Tuesday, July 11, 2017

A Touch Of Humor

“I can win an argument on any topic, against any opponent. People know this, and steer clear of me at parties. Often, as a sign of their great respect, they don't even invite me.” 
― Dave Barry

Monday, July 10, 2017

A Touch Of Humor

There isn't a child who hasn't gone out into the brave new world who eventually doesn't return to the old homestead carrying a bundle of dirty clothing.

Art Buchwald

Sunday, July 9, 2017

A Touch of Humor

                                                                               Google Images

Friday, July 7, 2017

A Touch Of Humor

“I did not attend his funeral, but I sent a nice letter saying I approved of it.” 

Mark Twain

Thursday, July 6, 2017

A Touch Of Humor

“Accept who you are. Unless you're a serial killer.” 

Ellen DeGeneres

Wednesday, July 5, 2017

A Touch Of Humor

A college student in Florida is accused of breaking into a building and changing his grade from an “F” to a “B.” His parents were like, “Really, you can't even get an 'A' when you're cheating?”
Jimmy Fallon

Tuesday, July 4, 2017

A Touch Of Humor

Astronomers are saying that a mysterious signal from space was caused by gas surrounding a comet.
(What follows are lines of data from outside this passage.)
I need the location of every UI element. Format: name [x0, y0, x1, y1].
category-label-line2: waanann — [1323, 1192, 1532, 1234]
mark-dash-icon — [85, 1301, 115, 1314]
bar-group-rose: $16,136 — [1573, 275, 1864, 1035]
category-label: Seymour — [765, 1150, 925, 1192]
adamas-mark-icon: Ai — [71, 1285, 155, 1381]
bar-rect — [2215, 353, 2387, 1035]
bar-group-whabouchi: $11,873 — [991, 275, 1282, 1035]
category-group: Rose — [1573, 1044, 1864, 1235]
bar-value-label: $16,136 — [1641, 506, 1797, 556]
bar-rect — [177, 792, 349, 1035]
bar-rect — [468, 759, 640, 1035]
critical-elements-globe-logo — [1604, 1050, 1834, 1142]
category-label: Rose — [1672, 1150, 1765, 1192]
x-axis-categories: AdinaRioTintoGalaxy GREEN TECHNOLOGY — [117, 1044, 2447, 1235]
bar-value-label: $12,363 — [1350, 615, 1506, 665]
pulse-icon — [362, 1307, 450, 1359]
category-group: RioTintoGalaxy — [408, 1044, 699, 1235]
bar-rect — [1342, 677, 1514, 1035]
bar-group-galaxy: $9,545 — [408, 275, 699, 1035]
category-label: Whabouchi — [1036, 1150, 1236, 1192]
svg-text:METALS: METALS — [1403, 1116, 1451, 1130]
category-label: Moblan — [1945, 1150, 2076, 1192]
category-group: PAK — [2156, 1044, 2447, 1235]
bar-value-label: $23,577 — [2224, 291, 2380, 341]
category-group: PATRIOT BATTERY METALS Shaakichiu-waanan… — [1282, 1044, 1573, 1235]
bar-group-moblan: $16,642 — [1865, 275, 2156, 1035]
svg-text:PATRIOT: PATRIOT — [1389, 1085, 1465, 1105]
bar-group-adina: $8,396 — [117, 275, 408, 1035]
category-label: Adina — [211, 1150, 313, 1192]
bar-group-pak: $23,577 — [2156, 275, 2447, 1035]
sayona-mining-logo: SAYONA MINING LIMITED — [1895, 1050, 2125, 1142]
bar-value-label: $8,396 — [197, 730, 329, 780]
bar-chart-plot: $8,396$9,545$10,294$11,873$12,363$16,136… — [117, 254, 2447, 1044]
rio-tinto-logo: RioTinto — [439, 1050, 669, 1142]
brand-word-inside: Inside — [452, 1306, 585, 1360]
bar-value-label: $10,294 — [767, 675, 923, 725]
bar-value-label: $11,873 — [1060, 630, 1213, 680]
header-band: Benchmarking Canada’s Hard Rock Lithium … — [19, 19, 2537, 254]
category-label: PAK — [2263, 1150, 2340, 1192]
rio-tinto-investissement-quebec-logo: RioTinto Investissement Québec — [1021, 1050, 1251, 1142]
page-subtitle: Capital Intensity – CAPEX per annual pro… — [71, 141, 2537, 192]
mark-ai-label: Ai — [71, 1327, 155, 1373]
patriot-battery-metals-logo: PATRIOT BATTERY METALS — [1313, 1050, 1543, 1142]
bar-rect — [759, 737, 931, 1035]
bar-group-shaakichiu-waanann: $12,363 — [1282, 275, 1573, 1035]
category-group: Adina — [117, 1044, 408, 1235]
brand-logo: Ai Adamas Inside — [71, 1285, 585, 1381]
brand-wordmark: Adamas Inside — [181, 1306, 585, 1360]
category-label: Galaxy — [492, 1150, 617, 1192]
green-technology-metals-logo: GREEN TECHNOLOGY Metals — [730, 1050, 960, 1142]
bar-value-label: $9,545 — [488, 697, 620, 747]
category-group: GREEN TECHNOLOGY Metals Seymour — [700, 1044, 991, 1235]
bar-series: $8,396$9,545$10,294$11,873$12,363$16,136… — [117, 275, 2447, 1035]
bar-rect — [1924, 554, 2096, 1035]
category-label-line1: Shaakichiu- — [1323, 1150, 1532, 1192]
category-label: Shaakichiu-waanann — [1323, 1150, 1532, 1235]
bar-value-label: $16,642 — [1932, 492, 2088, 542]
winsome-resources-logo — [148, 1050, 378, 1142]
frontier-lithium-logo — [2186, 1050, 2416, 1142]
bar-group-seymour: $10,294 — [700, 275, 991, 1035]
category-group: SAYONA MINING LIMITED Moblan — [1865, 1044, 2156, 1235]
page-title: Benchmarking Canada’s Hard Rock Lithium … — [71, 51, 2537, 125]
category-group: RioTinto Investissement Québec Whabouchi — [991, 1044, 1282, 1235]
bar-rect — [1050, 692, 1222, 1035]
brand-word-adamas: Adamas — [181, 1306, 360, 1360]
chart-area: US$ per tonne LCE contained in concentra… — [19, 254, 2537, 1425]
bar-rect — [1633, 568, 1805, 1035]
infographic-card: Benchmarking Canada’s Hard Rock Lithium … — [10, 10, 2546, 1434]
Of course, the comet is claiming the gas came from its dog.

Conan O'Brien

Monday, July 3, 2017

A Touch Of Humor

I once had a leather jacket that got ruined in the rain. Why does moisture ruin leather? Aren't cows outside a lot of the time? When it's raining, do cows go up to the farmhouse, "Let us in! We're all wearing leather! Open the door! We're going to ruin the whole outfit here!" 

Jerry Seinfeld

Saturday, July 1, 2017

A Touch Of Humor

On Jun 24, 2017, at 3:24 PM, my friend Ben Haney sent this joke:

The Urinal  Is Too High:

A group of 3rd, 4th, and 5th graders, accompanied by two female teachers, went on a field trip to the local racetrack, (Churchill Downs ) to learn about thoroughbred horses and the supporting industry (Bourbon), but mostly to see the horses.

When it was time to take the children to the bathroom, it was decided that the girls would go with one teacher and the boys would go with the other.

The teacher assigned to the boys was waiting outside the men's room when one of the boys came out and told her that none of them could reach the urinal.

Having no choice, she went inside, helped the boys with their pants, and began hoisting the little boys up one by one … holding on to their little 'wee-wees' to direct the flow away from their clothes.

As she lifted one little guy, she couldn't help but notice that he was unusually well endowed. Trying not to show that she was staring, the teacher said, "You must be in the 5th grade." 

"No ma'am," he replied, "I'm riding Silver Arrow in the seventh race … but I appreciate your help."